- Kategori
- Deneme
MAHKEME
MAHKEME
Kalabalıkların arasından yürüyor, kendinden emin adımlarla. Elinde siyah çantası, takım elbisesiyle. Park ettiği arabasını doğru yere bırakmanın rahatlığı ile sıcağa hiç karşı koymadan, alışık tavırlarla…

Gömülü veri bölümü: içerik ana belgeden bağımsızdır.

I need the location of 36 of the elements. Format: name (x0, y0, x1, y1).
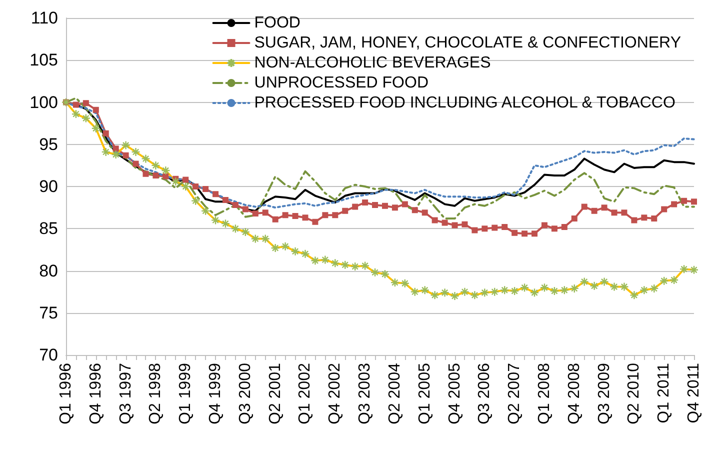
x-tick-label: Q4 2002 (326, 362, 344, 424)
x-tick-label: Q1 1999 (177, 362, 194, 424)
y-tick-label: 75 (39, 303, 58, 322)
y-tick-label: 85 (39, 219, 58, 238)
x-tick-label: Q2 2004 (386, 362, 404, 424)
legend-label: SUGAR, JAM, HONEY, CHOCOLATE & CONFECTIONERY (254, 34, 682, 52)
x-tick-label: Q2 1998 (147, 362, 164, 424)
y-tick-label: 95 (39, 134, 58, 154)
x-tick-label: Q1 2002 (296, 362, 314, 424)
x-tick-label: Q4 2008 (566, 362, 583, 424)
x-tick-label: Q2 2010 (626, 362, 643, 424)
legend-label: NON-ALCOHOLIC BEVERAGES (254, 54, 491, 72)
x-tick-label: Q3 2009 (596, 362, 613, 424)
x-tick-label: Q1 2005 (416, 362, 434, 424)
legend-label: PROCESSED FOOD INCLUDING ALCOHOL & TOBACCO (254, 94, 676, 112)
y-tick-label: 80 (39, 261, 58, 280)
x-tick-label: Q2 2007 (506, 362, 524, 424)
legend-label: FOOD (254, 14, 300, 32)
x-tick-label: Q4 1999 (207, 362, 224, 424)
x-tick-label: Q1 1996 (58, 362, 74, 424)
y-tick-label: 110 (30, 8, 58, 28)
x-tick-label: Q3 2000 (236, 362, 254, 424)
y-tick-label: 100 (30, 92, 58, 112)
x-tick-label: Q1 2011 (656, 362, 673, 424)
x-tick-label: Q1 2008 (536, 362, 553, 424)
y-tick-label: 90 (39, 177, 58, 196)
y-tick-label: 105 (30, 50, 58, 70)
legend-label: UNPROCESSED FOOD (254, 74, 429, 92)
x-tick-label: Q3 2003 (356, 362, 374, 424)
x-tick-label: Q2 2001 (266, 362, 284, 424)
x-tick-label: Q3 1997 (117, 362, 134, 424)
x-tick-label: Q4 1996 (87, 362, 104, 424)
x-tick-label: Q4 2005 (446, 362, 464, 424)
y-tick-label: 70 (39, 346, 58, 364)
x-tick-label: Q3 2006 (476, 362, 494, 424)
x-tick-label: Q4 2011 (686, 362, 702, 424)
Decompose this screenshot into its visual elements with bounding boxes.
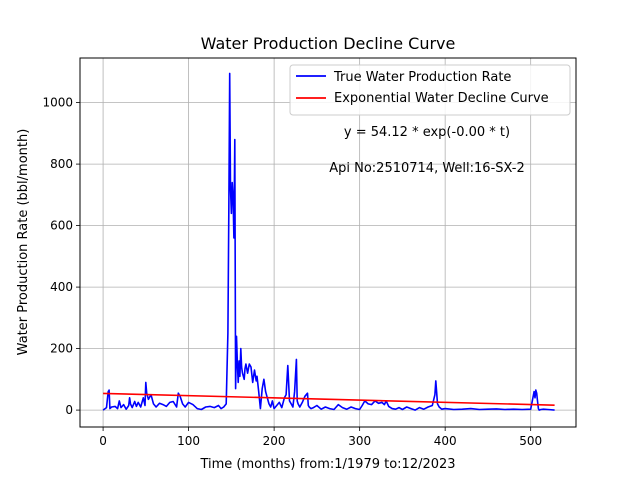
y-axis-label: Water Production Rate (bbl/month)	[16, 129, 31, 356]
x-tick-label: 300	[348, 434, 371, 448]
x-tick-label: 0	[99, 434, 107, 448]
legend-label-decline-curve: Exponential Water Decline Curve	[334, 91, 549, 106]
x-tick-label: 400	[434, 434, 457, 448]
series-line-exponential-water-decline-curve	[103, 392, 555, 406]
x-tick-label: 200	[263, 434, 286, 448]
tick-layer: 0 100 200 300 400 500 0 200 400 600 800 1000	[42, 96, 542, 448]
legend: True Water Production Rate Exponential W…	[289, 64, 571, 116]
grid-layer	[80, 58, 576, 427]
y-tick-label: 600	[50, 219, 73, 233]
equation-annotation: y = 54.12 * exp(-0.00 * t)	[344, 125, 510, 140]
y-tick-label: 1000	[42, 96, 73, 110]
legend-label-true-rate: True Water Production Rate	[333, 70, 511, 85]
chart-title: Water Production Decline Curve	[201, 34, 456, 53]
series-line-true-water-production-rate	[102, 72, 555, 411]
x-axis-label: Time (months) from:1/1979 to:12/2023	[199, 457, 455, 472]
legend-box	[289, 64, 571, 116]
y-tick-label: 800	[50, 157, 73, 171]
y-tick-label: 0	[65, 403, 73, 417]
y-tick-label: 200	[50, 342, 73, 356]
x-tick-label: 500	[519, 434, 542, 448]
series-layer	[102, 72, 555, 411]
plot-frame	[79, 57, 577, 428]
y-tick-label: 400	[50, 280, 73, 294]
x-tick-label: 100	[177, 434, 200, 448]
well-annotation: Api No:2510714, Well:16-SX-2	[329, 161, 525, 176]
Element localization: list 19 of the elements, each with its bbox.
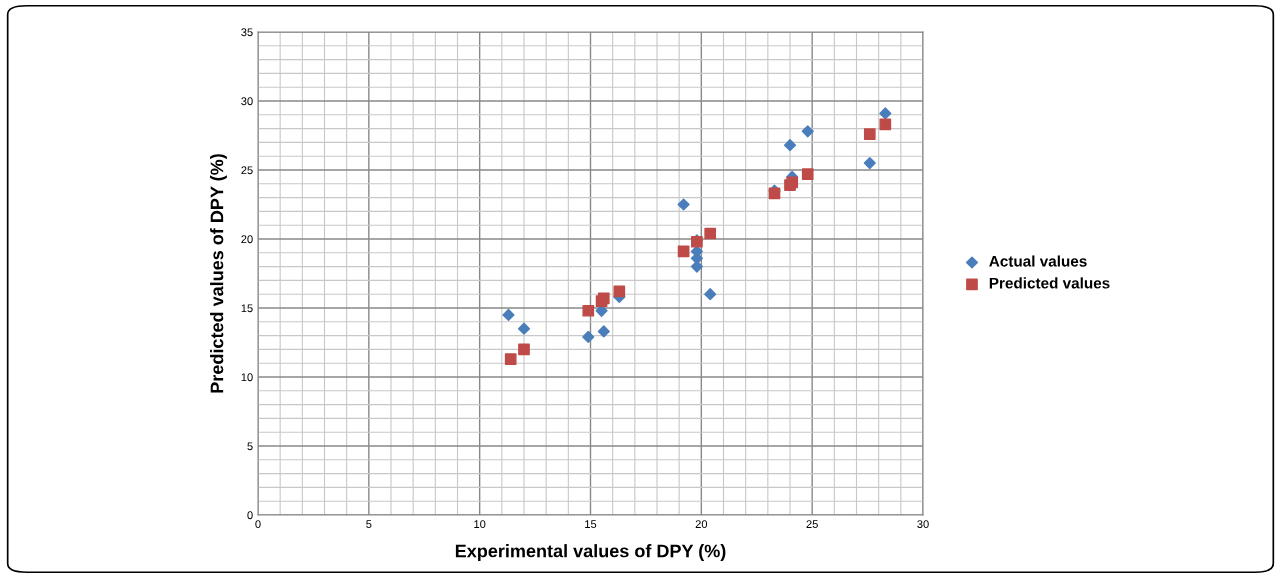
y-tick-label: 25 bbox=[241, 166, 253, 175]
legend-label: Predicted values bbox=[989, 277, 1110, 289]
x-tick-label: 30 bbox=[917, 520, 929, 529]
y-tick-label: 0 bbox=[247, 511, 253, 520]
y-tick-label: 35 bbox=[241, 28, 253, 37]
y-tick-label: 15 bbox=[241, 304, 253, 313]
y-tick-label: 10 bbox=[241, 373, 253, 382]
y-tick-label: 30 bbox=[241, 97, 253, 106]
legend-label: Actual values bbox=[989, 255, 1087, 267]
y-tick-label: 20 bbox=[241, 235, 253, 244]
x-axis-title: Experimental values of DPY (%) bbox=[455, 544, 726, 561]
x-tick-label: 10 bbox=[474, 520, 486, 529]
x-tick-label: 0 bbox=[255, 520, 261, 529]
y-tick-label: 5 bbox=[247, 442, 253, 451]
x-tick-label: 20 bbox=[695, 520, 708, 529]
x-tick-label: 5 bbox=[366, 520, 372, 529]
x-tick-label: 25 bbox=[806, 520, 818, 529]
x-tick-label: 15 bbox=[585, 520, 597, 529]
y-axis-title: Predicted values of DPY (%) bbox=[210, 154, 227, 393]
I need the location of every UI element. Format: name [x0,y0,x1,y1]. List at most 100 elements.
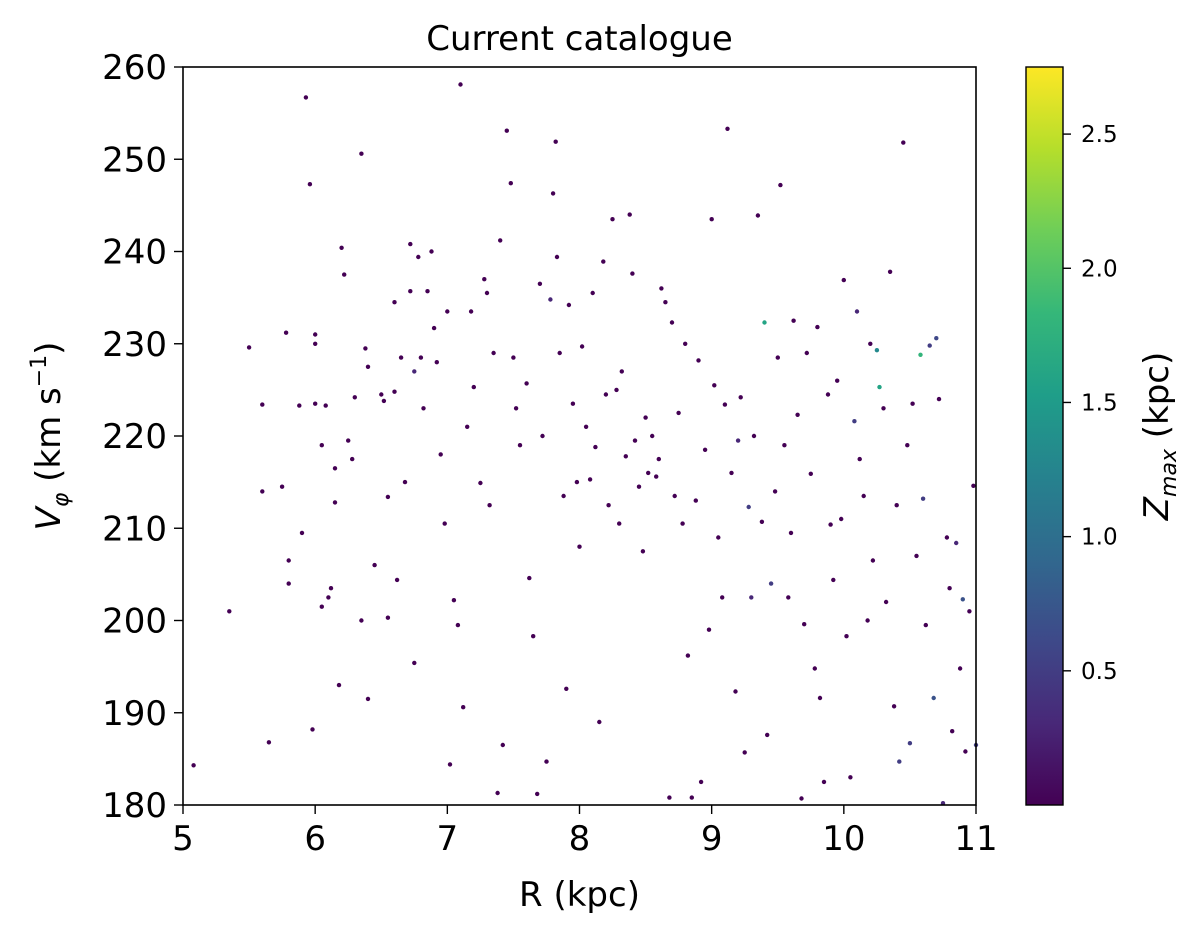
data-point [286,581,291,586]
data-point [720,595,725,600]
data-point [923,622,928,628]
data-point [487,503,492,508]
data-point [365,696,371,702]
data-point [627,212,632,217]
data-point [831,577,836,583]
data-point [729,470,734,476]
data-point [561,493,566,499]
data-point [812,666,817,671]
data-point [313,341,318,346]
data-point [471,384,476,390]
data-point [870,558,876,563]
data-point [751,433,757,439]
data-point [632,438,638,443]
data-point [667,795,672,800]
data-point [339,245,344,250]
data-point [504,128,509,133]
data-point [768,581,774,586]
x-tick-label: 6 [304,819,326,859]
y-label-units-sup: −1 [27,355,52,387]
data-point [689,795,694,800]
data-point [421,406,426,411]
data-point [313,332,318,337]
data-point [601,259,606,264]
data-point [593,444,598,450]
data-point [636,484,642,489]
data-point [431,325,437,331]
data-point [498,238,503,243]
data-point [447,762,453,767]
y-label-sub: φ [49,492,74,507]
data-point [587,477,593,482]
data-point [905,443,910,448]
data-point [511,355,516,360]
data-point [954,540,959,546]
data-point [839,516,844,522]
data-point [706,627,712,632]
colorbar-tick-label: 2.5 [1081,122,1118,148]
data-point [553,139,558,144]
data-point [346,438,351,443]
data-point [442,521,447,526]
data-point [931,695,936,701]
data-point [654,474,659,479]
data-point [336,682,342,688]
data-point [478,480,483,486]
data-point [531,634,536,639]
colorbar [1025,66,1064,806]
data-point [914,553,919,559]
data-point [614,387,619,393]
data-point [412,369,417,374]
data-point [524,381,529,386]
data-point [640,549,646,554]
data-point [352,395,357,400]
data-point [669,320,675,325]
x-axis-ticks: 5 6 7 8 9 10 11 [172,805,998,859]
data-point [577,544,582,549]
y-tick-label: 180 [102,786,167,826]
data-point [319,443,324,448]
data-point [286,558,291,563]
y-tick-label: 190 [102,694,167,734]
x-tick-label: 5 [172,819,194,859]
data-point [848,775,853,780]
data-point [844,634,849,639]
data-point [646,470,651,476]
data-point [676,410,681,416]
data-point [693,498,698,503]
data-point [788,530,794,536]
data-point [877,384,882,390]
data-point [868,341,873,346]
data-point [412,660,417,666]
colorbar-tick-label: 0.5 [1081,659,1118,685]
data-point [574,479,580,485]
data-point [603,392,609,397]
data-point [927,343,932,348]
data-point [891,704,897,709]
chart-title: Current catalogue [426,19,733,59]
data-point [696,358,701,363]
y-tick-label: 260 [102,48,167,88]
data-point [920,496,926,501]
data-point [712,383,717,388]
data-point [971,483,976,488]
data-point [554,254,560,260]
data-point [910,401,915,406]
data-point [821,779,827,785]
data-point [799,796,804,801]
data-point [484,290,490,296]
data-point [418,355,424,360]
data-point [385,615,391,620]
data-point [934,336,939,341]
data-point [461,705,466,710]
y-label-main: V [29,504,69,530]
data-point [881,406,886,411]
data-point [759,519,765,524]
data-point [698,779,704,785]
data-point [883,599,889,605]
data-point [685,653,691,658]
data-point [617,521,622,526]
colorbar-tick-label: 1.0 [1081,525,1118,551]
data-point [918,352,923,357]
data-point [802,622,807,627]
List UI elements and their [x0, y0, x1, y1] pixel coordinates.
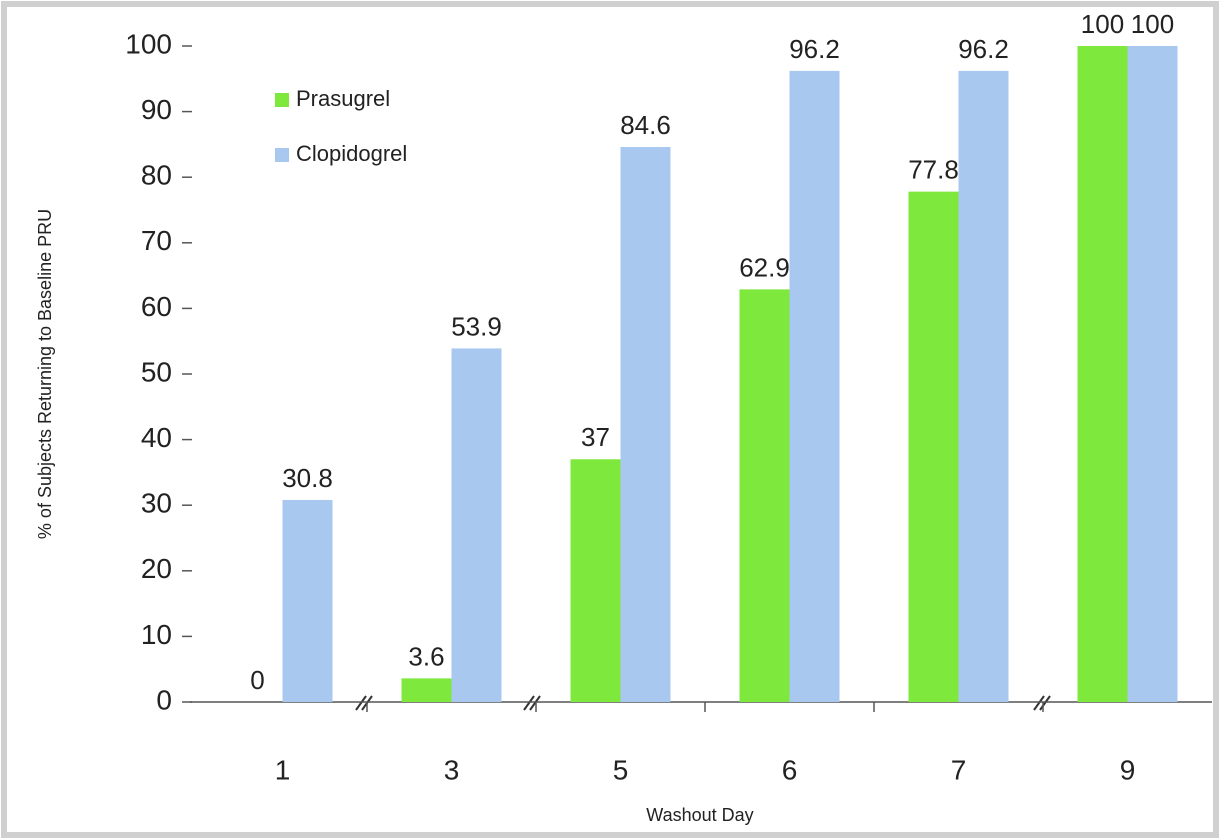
- legend-swatch: [275, 148, 289, 162]
- bar: [908, 191, 959, 702]
- x-tick-label: 1: [275, 754, 291, 785]
- value-label: 3.6: [408, 641, 444, 671]
- axis-break: [529, 695, 541, 711]
- y-axis-title: % of Subjects Returning to Baseline PRU: [35, 209, 55, 539]
- bar: [958, 70, 1009, 703]
- value-label: 100: [1131, 9, 1174, 39]
- bar: [739, 289, 790, 702]
- y-tick-label: 80: [141, 160, 172, 191]
- value-label: 96.2: [789, 34, 840, 64]
- axis-break: [1033, 695, 1045, 711]
- value-label: 84.6: [620, 110, 671, 140]
- x-tick-label: 7: [951, 754, 967, 785]
- axis-break: [1039, 695, 1051, 711]
- value-label: 53.9: [451, 311, 502, 341]
- x-axis-title: Washout Day: [646, 805, 753, 825]
- y-tick-label: 70: [141, 225, 172, 256]
- bar: [1127, 46, 1178, 702]
- y-tick-label: 40: [141, 422, 172, 453]
- value-label: 0: [250, 665, 264, 695]
- value-label: 30.8: [282, 463, 333, 493]
- axis-break: [523, 695, 535, 711]
- bar: [401, 678, 452, 702]
- y-tick-label: 30: [141, 488, 172, 519]
- y-tick-label: 100: [125, 28, 172, 59]
- x-tick-label: 9: [1120, 754, 1136, 785]
- x-tick-label: 6: [782, 754, 798, 785]
- axis-breaks: [355, 695, 1051, 711]
- x-tick-label: 5: [613, 754, 629, 785]
- bar: [1077, 46, 1128, 702]
- y-tick-label: 10: [141, 619, 172, 650]
- y-tick-label: 60: [141, 291, 172, 322]
- y-tick-label: 50: [141, 356, 172, 387]
- value-label: 100: [1081, 9, 1124, 39]
- y-tick-label: 0: [156, 684, 172, 715]
- bar: [789, 70, 840, 703]
- axis-break: [355, 695, 367, 711]
- y-tick-label: 20: [141, 553, 172, 584]
- x-tick-label: 3: [444, 754, 460, 785]
- value-label: 96.2: [958, 34, 1009, 64]
- legend-swatch: [275, 93, 289, 107]
- bar: [282, 499, 333, 702]
- value-label: 37: [581, 422, 610, 452]
- value-label: 77.8: [908, 155, 959, 185]
- bar: [620, 147, 671, 703]
- bar: [451, 348, 502, 702]
- bar: [570, 459, 621, 702]
- value-label: 62.9: [739, 252, 790, 282]
- legend-label: Clopidogrel: [296, 141, 407, 166]
- y-tick-label: 90: [141, 94, 172, 125]
- legend-label: Prasugrel: [296, 86, 390, 111]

Ayakkabıları marka, cildi temiz, eğitimli. Yaşı ortalara gelmiş. Hayatı boyunca çalışmış, paralar biriktirmiş. Tek başına sürdürdüğü yaşamında, biriktirdiği paraların hiçbir hayrını görmemiş. Amacına ulaşamamış, bununla birlikte yaşadığı hayatı fazlasıyla hak ettiğinin düşüncesiyle huzurla yürüyor.
Mahkeme binası önüne gelince, başını kaldırıp baktı binaya. Gözleri bir şeyler arıyor gibi. Dalgın, ifadesiz. Tıpkı gireceği bina gibi, soğuk ve hissiz. Sahi insan neden hissiz olur ki? Ya da öyle görünür.
Çoğu zaman insan yaşantısını, hareketlerine ve tarzına yansıtır. Örneğin, bu adamın aşırı titiz biri olduğu her halinden belli. Öyle ki; adım atmadan önce, basacağı yeri hesaplayan türlerden.
Saatine bakıp, adımlarını biraz hızlandırdı. Mahkemenin görüleceği kata asansörle çıktı. Sessizce süzülerek, duruşma salonuna girdi ve yerini aldı. Çantasını açtı. Bir süre durdu, kararsızlık içinde karı kocaya baktı. Ayrı ayrı yerlerde, karşı karşıya gelmişlerdi. Her gün yüzlerce benzerinin olduğu sıradan bir dava. Adam eşini aldatmış yahut tam tersi. Ya da şiddetli geçimsizlik adı altında ayrıntıların yaşandığı, şahıslara münhasır davalar.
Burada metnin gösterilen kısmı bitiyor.